May, 1970 Remembered—Kent State & Jackson State student murders

Gail Pellett

Production Company: An early version of this essay appeared in Facebook on May 4, 2020

Fifty years ago on May 4, late at night, a bandana tied around my face, I watched a building burn down on the grounds of Washington University in St Louis. I was part of a group of student anti-war protestors and our fury was ignited by news earlier that day that four students were shot and killed and nine injured as 28 National Guard soldiers opened fire on anti-war protestors at Kent State University, near Cleveland, Ohio.

Four students killed by the National Guard at Kent State University on May 4, 1970: Allison Krause, Jeffrey Miller, Sandra Scheuer and William Schroeder

Three days earlier Nixon had announced that he was expanding the Vietnam War to Cambodia. Student protestors across the country reacted with outrage. Already students comprised the bulk of the anti-war movement, largely because young males were being drafted into that war as cannon fodder. But a larger critique of American government and society was emerging and some of us were calling for a revolution. We spoke about the need for a new consciousness about race and class and women, about the military-industrial complex, about the power of corporations and the planet.

The building I watched burn on the night of May 4, belonged to the Reserve Officer Training Corps program on campus. ROTC programs were major recruiting projects on campuses across the country and students had been protesting their presence for years. The week of May 1, and after the Kent State shootings, those buildings were torched from coast to coast.

Other students on other campuses had also been killed. Two years earlier at Orangeburg State College in South Carolina, three African American students were shot dead by local highway patrolmen and almost two dozen injured while students were protesting racial injustice and war. A disproportionate number of African American young men were being drafted and coming back in body bags. Then, eleven days after the Kent state murders, on May 15 at Jackson State Univ. in Mississippi, two African American students were killed and twelve were injured by local police. Their stories were either ignored or forgotten, washed away by the furor over four white students being killed on a campus by National Guard. That’s how racism worked then and now—on our historical memory as a nation.

Philip Gibbs & James Earl Green Killed at Jackson State University, May 15, 1970

When people talk about our time today as the most polarized in the U.S., and the dangerous potential for violence, I can tell what age group they are not…they didn’t live through the 1960s. A decade when we witnessed a presidential assassination, a presidential candidate murdered, leaders of the civil rights movement including Dr Martin Luther King, assassinated, the leaders and members of the Black Power movement brutally gunned down, the urban riots after King’s murder. All of this while the government was waging a war of bombs and chemicals on a tiny country half a world away, and a non-violent anti-war movement spawned a violent wing that inspired hundreds of bombings across the country.
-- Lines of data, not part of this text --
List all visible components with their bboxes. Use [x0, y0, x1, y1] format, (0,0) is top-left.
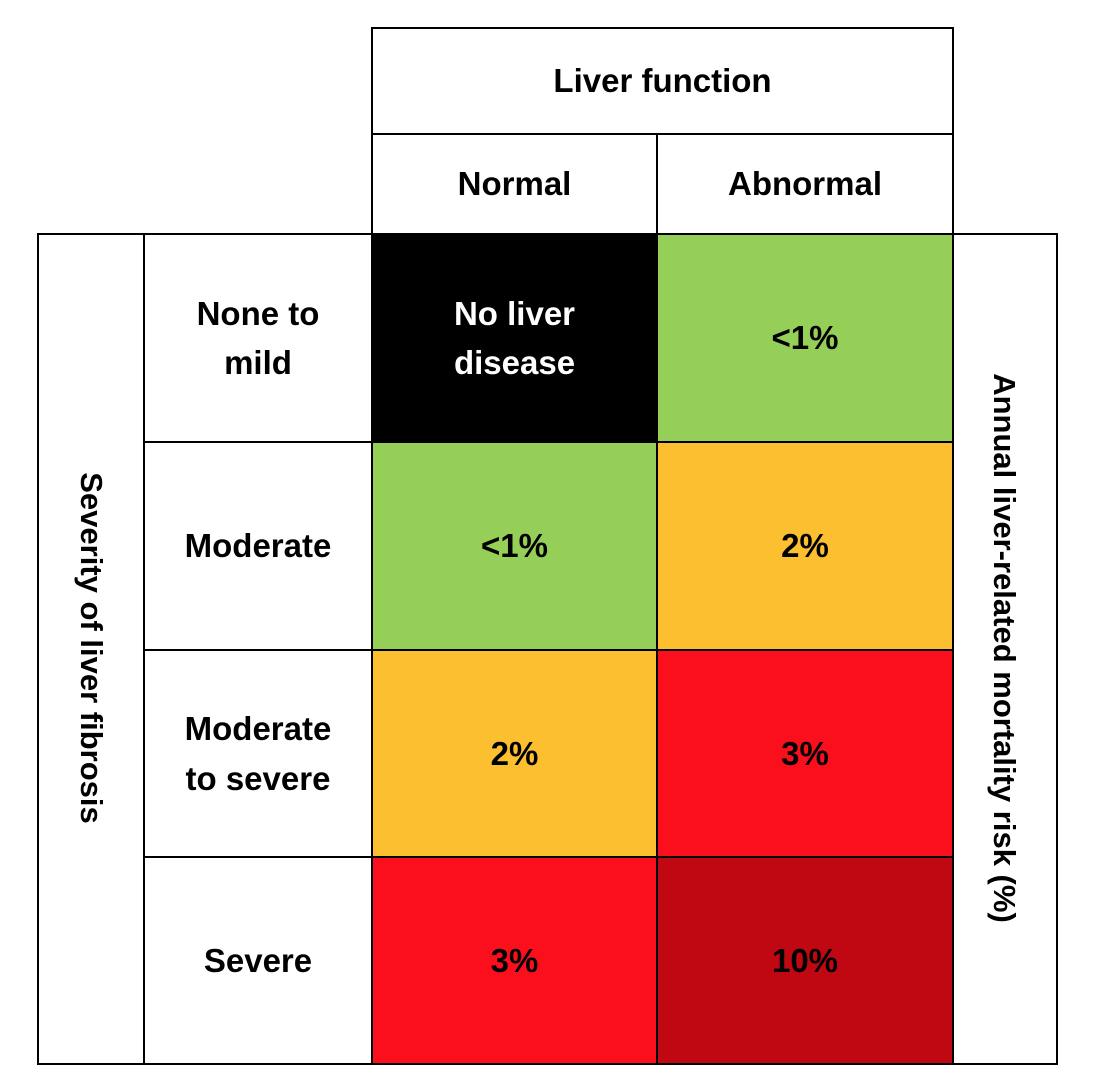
right-axis-label: Annual liver-related mortality risk (%): [987, 373, 1022, 923]
matrix-cell-text: 3%: [490, 941, 539, 979]
matrix-cell-text: <1%: [771, 319, 839, 357]
row-label-text: Severe: [203, 941, 313, 979]
row-label-none-to-mild: None to mild: [143, 233, 373, 443]
matrix-cell-text: 3%: [781, 734, 829, 772]
row-label-severe: Severe: [143, 856, 373, 1065]
matrix-cell-text: No liver disease: [453, 294, 576, 382]
row-label-moderate-to-severe: Moderate to severe: [143, 649, 373, 858]
column-header-abnormal: Abnormal: [656, 133, 954, 235]
matrix-cell-text: <1%: [481, 527, 548, 565]
header-title-cell: Liver function: [371, 27, 954, 135]
column-header-abnormal-label: Abnormal: [727, 165, 882, 203]
matrix-cell-moderate-normal: <1%: [371, 441, 658, 651]
matrix-cell-severe-abnormal: 10%: [656, 856, 954, 1065]
header-title: Liver function: [553, 62, 772, 100]
row-label-moderate: Moderate: [143, 441, 373, 651]
row-label-text: Moderate: [184, 527, 332, 565]
matrix-cell-none-normal: No liver disease: [371, 233, 658, 443]
matrix-cell-modsevere-normal: 2%: [371, 649, 658, 858]
matrix-cell-text: 10%: [771, 941, 839, 979]
left-axis-label: Severity of liver fibrosis: [74, 472, 109, 824]
matrix-cell-text: 2%: [490, 734, 539, 772]
matrix-cell-severe-normal: 3%: [371, 856, 658, 1065]
matrix-cell-none-abnormal: <1%: [656, 233, 954, 443]
column-header-normal: Normal: [371, 133, 658, 235]
matrix-cell-text: 2%: [781, 527, 829, 565]
matrix-cell-moderate-abnormal: 2%: [656, 441, 954, 651]
matrix-cell-modsevere-abnormal: 3%: [656, 649, 954, 858]
column-header-normal-label: Normal: [457, 165, 572, 203]
row-label-text: Moderate to severe: [184, 710, 332, 797]
row-label-text: None to mild: [196, 294, 320, 382]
And it was the time of heavy surveillance, of the special FBI program called COINTELPRO (Counter Intelligence Program), covert and illegal, that was in place from 1956 to 1971 whereby informants infiltrated the Civil Rights and Black Power movements along with the anti-war, feminist, new left, and environmental organizations trying to sow dissension between black and white organizations, discrediting leaders and disrupting activities. The brutal murder by Chicago police of the brilliant and promising Chicago community leader, Fred Hampton, in his sleep, had just taken place in December of 1969. The police were working with an FBI informant in the Black Panthers who may have drugged Hampton and tipped off police where he was sleeping.

Fred Hampton, Black Panther Party, Chicago

 

My FBI file revealed that informants were everywhere around me, even infiltrating women’s liberation consciousness raising groups.  I have written about the surveillance of me personally in my memoir, Forbidden Fruit, about working at Radio Beijing in 1980,  comparing  the surveillance I experienced in St Louis to the version of it I experienced when I worked in Beijing from 1980-81.

Howard Mechanic, 1970, St Louis

On Washington University campus where an ROTC building was burned, several student activists were investigated, arrested, jailed.  Trials took place.  One defendant, Howard, Mechanic, chose to go underground for thirty years.  His book, The Fugitive Candidate: A Memoir by Howard Mechanic,  telling his extraordinary story comes out this year.  A multi-part podcast will also be available telling the St Louis FBI surveillance story along with Mechanic’s story.  Produced by documentary filmmaker, Nina Gilden Seavey.

Yes, I remember May 4, and the decade of violence and activism that surrounded it. And how most of the activists from that era—black, white, brown, men, women—continued their activism on many levels and in many spheres to pursue justice and equality, to oppose war and foster peace. Yes, I remember.